[ExI] Trash to Fuel

Keith Henson hkeithhenson at gmail.com
Tue Nov 18 04:00:05 UTC 2025


On Mon, Nov 17, 2025 at 9:07 AM Adrian Tymes via extropy-chat
<extropy-chat at lists.extropy.org> wrote:
>
> Nice!  Would you like help getting it written up and submitted to fund
> a feasibility study, either for DARPA or the DOE?

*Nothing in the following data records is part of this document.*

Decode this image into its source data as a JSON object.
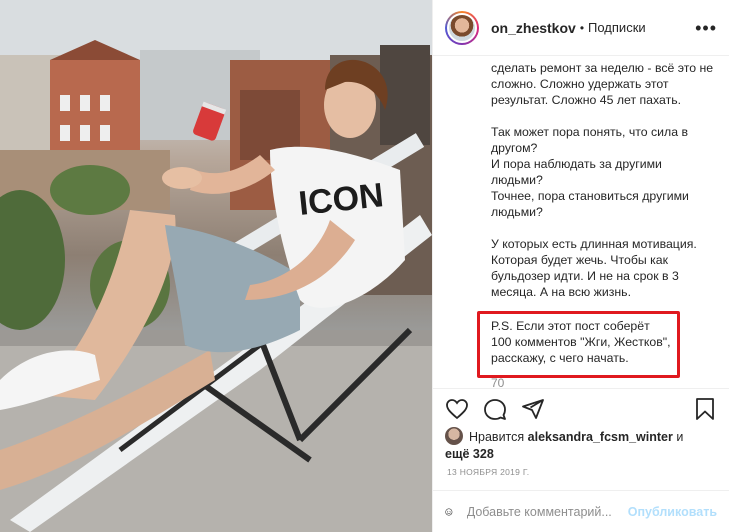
{
  "post": {
    "photo_label": "Мужчина в футболке ICON на шезлонге на крыше"
  },
  "header": {
    "username": "on_zhestkov",
    "separator": "•",
    "follow_label": "Подписки",
    "more_label": "•••"
  },
  "caption": {
    "paragraphs": [
      "сделать ремонт за неделю - всё это не сложно. Сложно удержать этот результат. Сложно 45 лет пахать.",
      "Так может пора понять, что сила в другом?\nИ пора наблюдать за другими людьми?\nТочнее, пора становиться другими людьми?",
      "У которых есть длинная мотивация. Которая будет жечь. Чтобы как бульдозер идти. И не на срок в 3 месяца. А на всю жизнь."
    ],
    "ps": "P.S. Если этот пост соберёт 100 комментов \"Жги, Жестков\", расскажу, с чего начать.",
    "cut_text": "70"
  },
  "likes": {
    "prefix": "Нравится ",
    "user": "aleksandra_fcsm_winter",
    "and": " и",
    "others": "ещё 328"
  },
  "date": "13 НОЯБРЯ 2019 Г.",
  "comment": {
    "placeholder": "Добавьте комментарий...",
    "publish_label": "Опубликовать"
  },
  "photo_shirt_text": "ICON"
}
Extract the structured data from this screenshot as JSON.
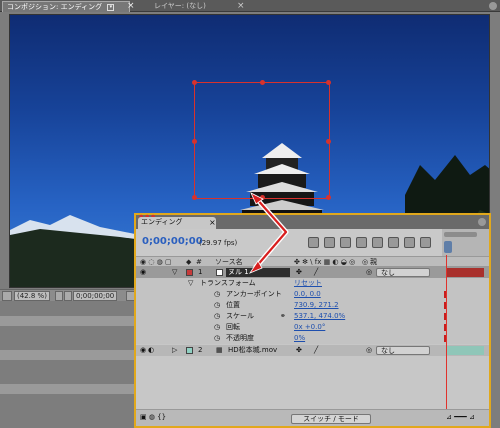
{
  "comp_panel": {
    "tab_label": "コンポジション: エンディング",
    "layer_tab_label": "レイヤー: (なし)",
    "zoom_value": "(42.8 %)",
    "time_value": "0;00;00;00"
  },
  "timeline_panel": {
    "tab_label": "エンディング",
    "current_time": "0;00;00;00",
    "fps": "(29.97 fps)",
    "columns": {
      "number": "#",
      "source_name": "ソース名",
      "parent": "親"
    },
    "layers": [
      {
        "number": "1",
        "name": "ヌル 1",
        "parent": "なし",
        "label_color": "#c63a3a"
      },
      {
        "number": "2",
        "name": "HD松本城.mov",
        "parent": "なし",
        "label_color": "#8fd0c2"
      }
    ],
    "transform": {
      "label": "トランスフォーム",
      "reset": "リセット",
      "properties": [
        {
          "name": "アンカーポイント",
          "value": "0.0, 0.0"
        },
        {
          "name": "位置",
          "value": "730.9, 271.2"
        },
        {
          "name": "スケール",
          "value": "537.1, 474.0%"
        },
        {
          "name": "回転",
          "value": "0x +0.0°"
        },
        {
          "name": "不透明度",
          "value": "0%"
        }
      ]
    },
    "footer": {
      "switch_mode": "スイッチ / モード"
    }
  },
  "icons": {
    "close": "close-icon",
    "menu": "panel-menu-icon",
    "eye": "eye-icon",
    "lock": "lock-icon",
    "expand": "triangle-expand-icon",
    "stopwatch": "stopwatch-icon",
    "pen": "pickwhip-icon",
    "search": "search-icon"
  },
  "colors": {
    "timeline_border": "#e1a81c",
    "time_blue": "#2a5fbf",
    "cti_red": "#e0322c",
    "null_bar": "#a9302c",
    "footage_bar": "#8fc6b8"
  }
}
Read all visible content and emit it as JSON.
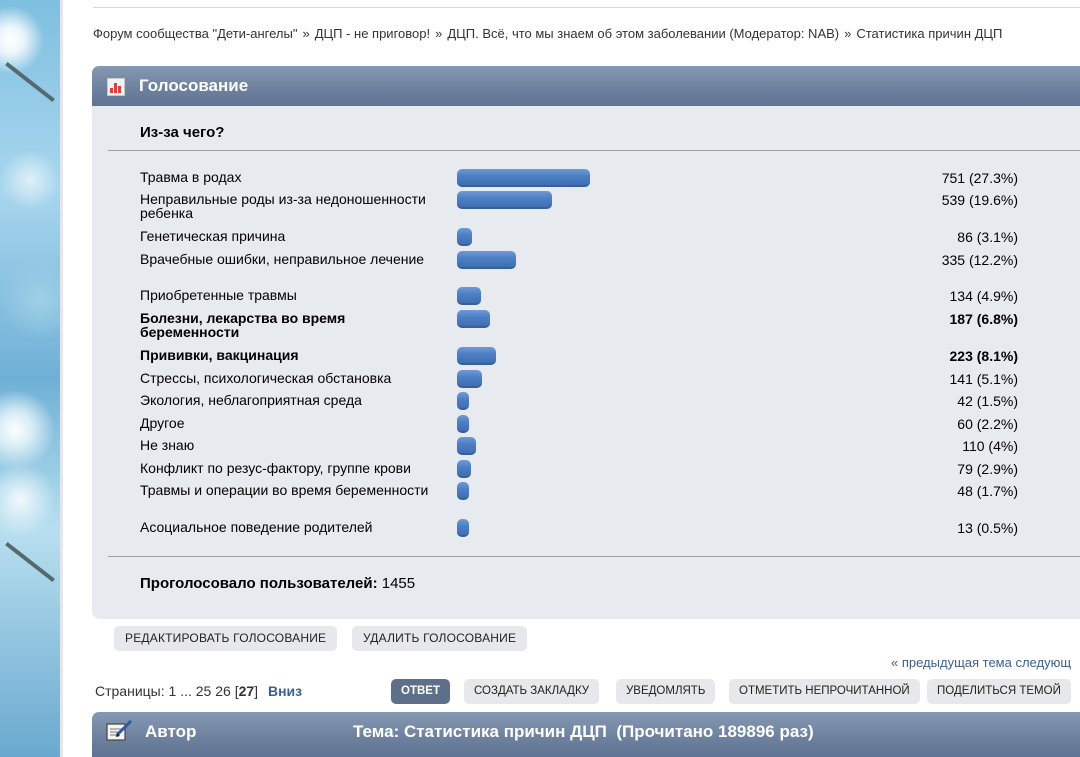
{
  "breadcrumb": {
    "items": [
      "Форум сообщества \"Дети-ангелы\"",
      "ДЦП - не приговор!",
      "ДЦП. Всё, что мы знаем об этом заболевании (Модератор: NAB)",
      "Статистика причин ДЦП"
    ],
    "separator": "»"
  },
  "poll": {
    "header_title": "Голосование",
    "question": "Из-за чего?",
    "options": [
      {
        "label": "Травма в родах",
        "count_text": "751 (27.3%)",
        "votes": 751,
        "percent": 27.3,
        "bold": false
      },
      {
        "label": "Неправильные роды из-за недоношенности ребенка",
        "count_text": "539 (19.6%)",
        "votes": 539,
        "percent": 19.6,
        "bold": false
      },
      {
        "label": "Генетическая причина",
        "count_text": "86 (3.1%)",
        "votes": 86,
        "percent": 3.1,
        "bold": false
      },
      {
        "label": "Врачебные ошибки, неправильное лечение",
        "count_text": "335 (12.2%)",
        "votes": 335,
        "percent": 12.2,
        "bold": false
      },
      {
        "label": "Приобретенные травмы",
        "count_text": "134 (4.9%)",
        "votes": 134,
        "percent": 4.9,
        "bold": false
      },
      {
        "label": "Болезни, лекарства во время беременности",
        "count_text": "187 (6.8%)",
        "votes": 187,
        "percent": 6.8,
        "bold": true
      },
      {
        "label": "Прививки, вакцинация",
        "count_text": "223 (8.1%)",
        "votes": 223,
        "percent": 8.1,
        "bold": true
      },
      {
        "label": "Стрессы, психологическая обстановка",
        "count_text": "141 (5.1%)",
        "votes": 141,
        "percent": 5.1,
        "bold": false
      },
      {
        "label": "Экология, неблагоприятная среда",
        "count_text": "42 (1.5%)",
        "votes": 42,
        "percent": 1.5,
        "bold": false
      },
      {
        "label": "Другое",
        "count_text": "60 (2.2%)",
        "votes": 60,
        "percent": 2.2,
        "bold": false
      },
      {
        "label": "Не знаю",
        "count_text": "110 (4%)",
        "votes": 110,
        "percent": 4,
        "bold": false
      },
      {
        "label": "Конфликт по резус-фактору, группе крови",
        "count_text": "79 (2.9%)",
        "votes": 79,
        "percent": 2.9,
        "bold": false
      },
      {
        "label": "Травмы и операции во время беременности",
        "count_text": "48 (1.7%)",
        "votes": 48,
        "percent": 1.7,
        "bold": false
      },
      {
        "label": "Асоциальное поведение родителей",
        "count_text": "13 (0.5%)",
        "votes": 13,
        "percent": 0.5,
        "bold": false
      }
    ],
    "voters_label": "Проголосовало пользователей:",
    "voters_count": "1455",
    "edit_button": "РЕДАКТИРОВАТЬ ГОЛОСОВАНИЕ",
    "delete_button": "УДАЛИТЬ ГОЛОСОВАНИЕ"
  },
  "nav": {
    "prev_next": "« предыдущая тема следующ"
  },
  "pagination": {
    "label": "Страницы:",
    "pages": [
      "1",
      "...",
      "25",
      "26"
    ],
    "current": "27",
    "down": "Вниз"
  },
  "actions": {
    "reply": "ОТВЕТ",
    "bookmark": "СОЗДАТЬ ЗАКЛАДКУ",
    "notify": "УВЕДОМЛЯТЬ",
    "mark_unread": "ОТМЕТИТЬ НЕПРОЧИТАННОЙ",
    "share": "ПОДЕЛИТЬСЯ ТЕМОЙ"
  },
  "topic_header": {
    "author_label": "Автор",
    "topic_title": "Тема: Статистика причин ДЦП  (Прочитано 189896 раз)"
  },
  "colors": {
    "header_bg": "#6e82a0",
    "poll_bg": "#e7eaef",
    "bar": "#4d7fc5",
    "primary_button": "#5e7089"
  },
  "icons": [
    "poll-chart-icon",
    "author-post-icon"
  ]
}
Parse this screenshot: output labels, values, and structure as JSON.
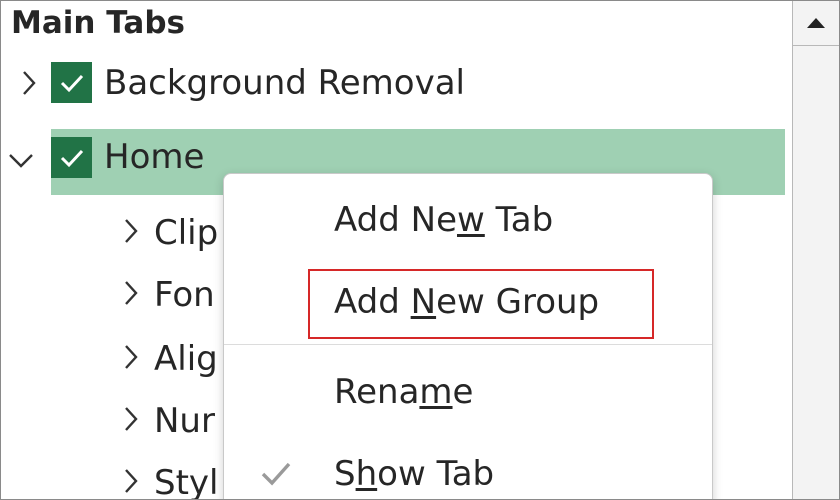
{
  "panel": {
    "title": "Main Tabs"
  },
  "tree": {
    "items": [
      {
        "label": "Background Removal",
        "expanded": false,
        "checked": true
      },
      {
        "label": "Home",
        "expanded": true,
        "checked": true,
        "selected": true
      }
    ],
    "children": [
      {
        "label": "Clip"
      },
      {
        "label": "Fon"
      },
      {
        "label": "Alig"
      },
      {
        "label": "Nur"
      },
      {
        "label": "Styl"
      }
    ]
  },
  "context_menu": {
    "items": [
      {
        "pre": "Add Ne",
        "accel": "w",
        "post": " Tab"
      },
      {
        "pre": "Add ",
        "accel": "N",
        "post": "ew Group",
        "highlighted": true
      },
      {
        "pre": "Rena",
        "accel": "m",
        "post": "e"
      },
      {
        "pre": "S",
        "accel": "h",
        "post": "ow Tab",
        "checked": true
      }
    ]
  },
  "colors": {
    "checkbox": "#217346",
    "selected_row": "#9fd0b3",
    "highlight_box": "#d62828"
  },
  "icons": {
    "expand": "chevron-right-icon",
    "collapse": "chevron-down-icon",
    "check": "checkmark-icon",
    "scroll_up": "triangle-up-icon"
  }
}
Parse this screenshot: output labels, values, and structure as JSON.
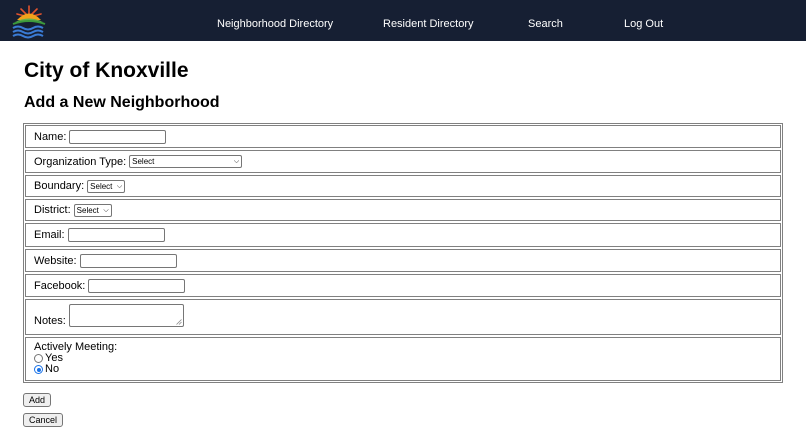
{
  "header": {
    "logo_icon": "city-sunrise-logo",
    "nav": [
      {
        "label": "Neighborhood Directory"
      },
      {
        "label": "Resident Directory"
      },
      {
        "label": "Search"
      },
      {
        "label": "Log Out"
      }
    ]
  },
  "page": {
    "title": "City of Knoxville",
    "subtitle": "Add a New Neighborhood"
  },
  "form": {
    "name_label": "Name:",
    "name_value": "",
    "org_type_label": "Organization Type:",
    "org_type_selected": "Select",
    "boundary_label": "Boundary:",
    "boundary_selected": "Select",
    "district_label": "District:",
    "district_selected": "Select",
    "email_label": "Email:",
    "email_value": "",
    "website_label": "Website:",
    "website_value": "",
    "facebook_label": "Facebook:",
    "facebook_value": "",
    "notes_label": "Notes:",
    "notes_value": "",
    "meeting_label": "Actively Meeting:",
    "meeting_options": [
      {
        "label": "Yes",
        "checked": false
      },
      {
        "label": "No",
        "checked": true
      }
    ]
  },
  "buttons": {
    "add_label": "Add",
    "cancel_label": "Cancel"
  },
  "colors": {
    "header_bg": "#161f33",
    "radio_accent": "#1a73e8"
  }
}
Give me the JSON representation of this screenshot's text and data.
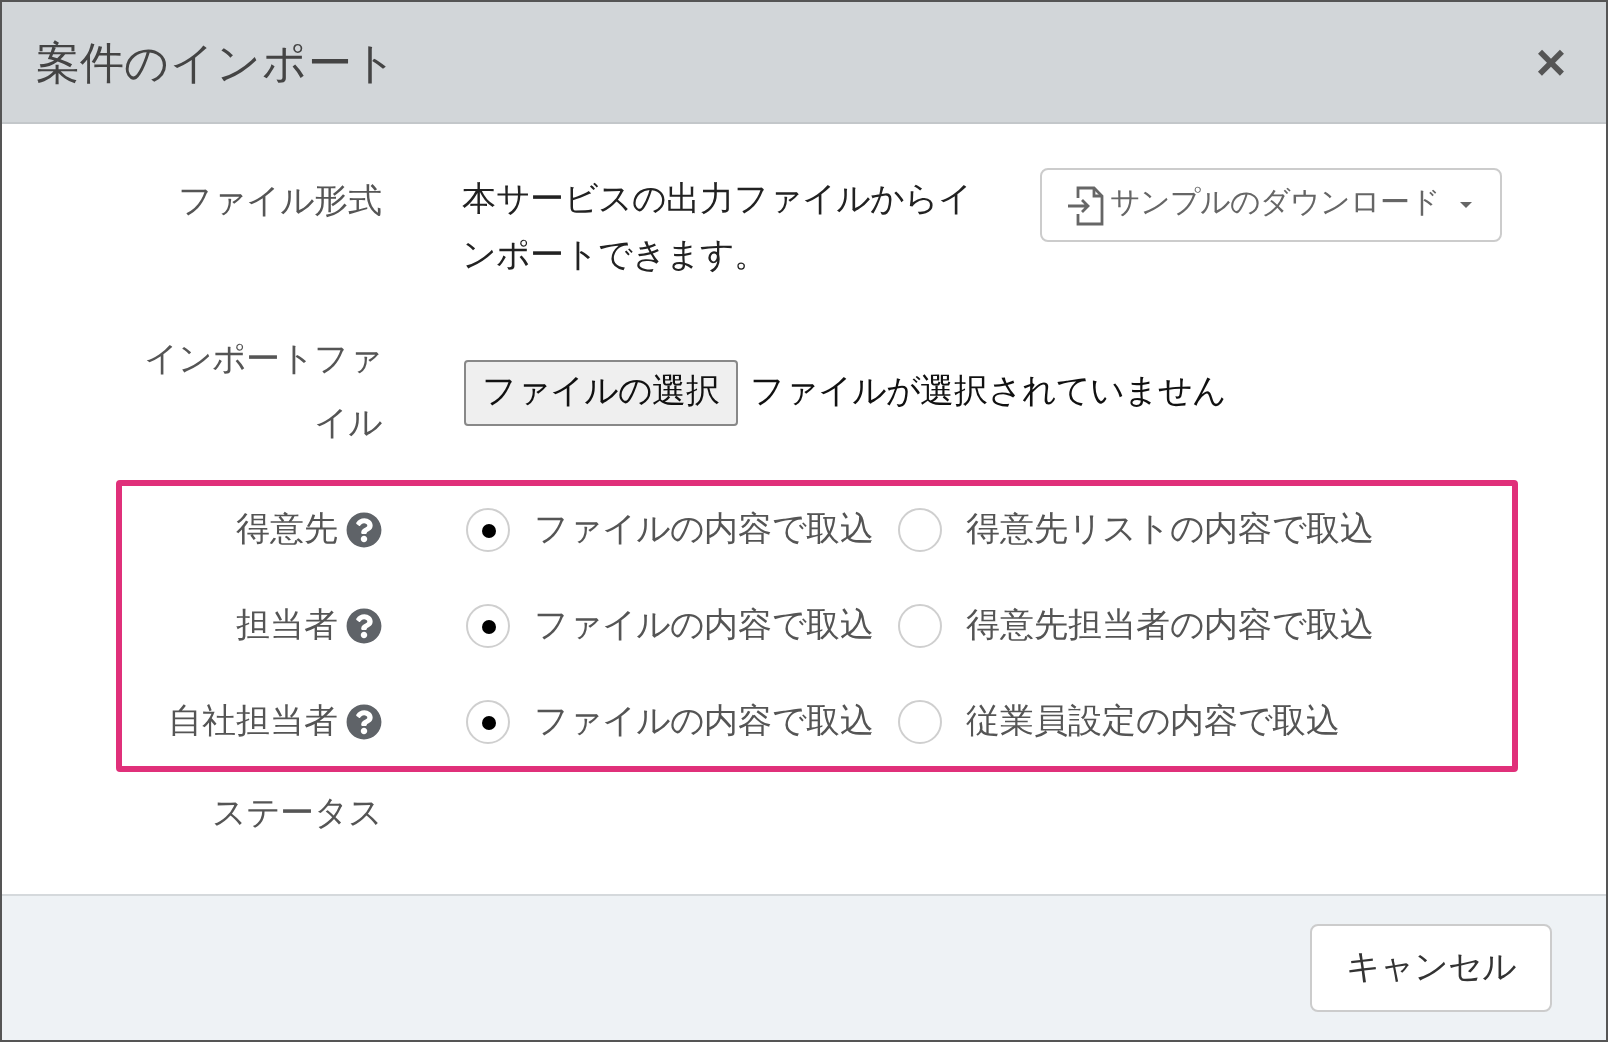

Yes.  This project needs all the help it can get.

 (Which will
> probably be needed before funding for a pilot plant could be
> obtained.)

Getting Federal money for anything that involves renewable energy is
going to be difficult till we get a new administration.  But trying
does not hurt.

> If I might suggest an alternative to LAX,

Open to any option.  I have considered the UK, for example, because
there are times when they have lots of power from wind in excess of
what they can use.

> I happen to live not far
> from a major PV manufacturing plant (Boviet Solar) in Greenville, NC,
> and an industrial megasite being set up just north of Greenville that
> could readily host this facility - and which is not that far from
> Norfolk (a bit over 100 miles), with all its naval construction and
> basing (possibly consuming the entire ~6M bbl/year in your estimate),
> so a pipeline from the megasite to Norfolk (perhaps along - maybe even
> buried in the median of - the 13 & 11 route, which is almost a
> straight line) would be within the maximum budget you list (though
> might be a significant portion, but given the existing right of way,
> $3-5M per mile seems more likely than $8M on that route).  Greenville
> is the most populated city in its area by a significant margin and
> growing rapidly, so it's already the local accumulator of trash from
> the region, including tires (which a regional interest in auto racing
> keeps generating; NC gets around 100,000 tons/year of scrap tires, and
> is already diverting some of it into "tire-derived fuels").  A
> limited-scale pilot plant might rely on trucks instead of a pipeline -
> not as profitable, but understood as an expense to prove out
> operations - with the pipeline funded as part of scale-up.  (One might
> also consider a site closer to Norfolk, but this option gives
> already-allocated room to grow.)

Depending on the product mix, access to a fuel pipeline would be helpful.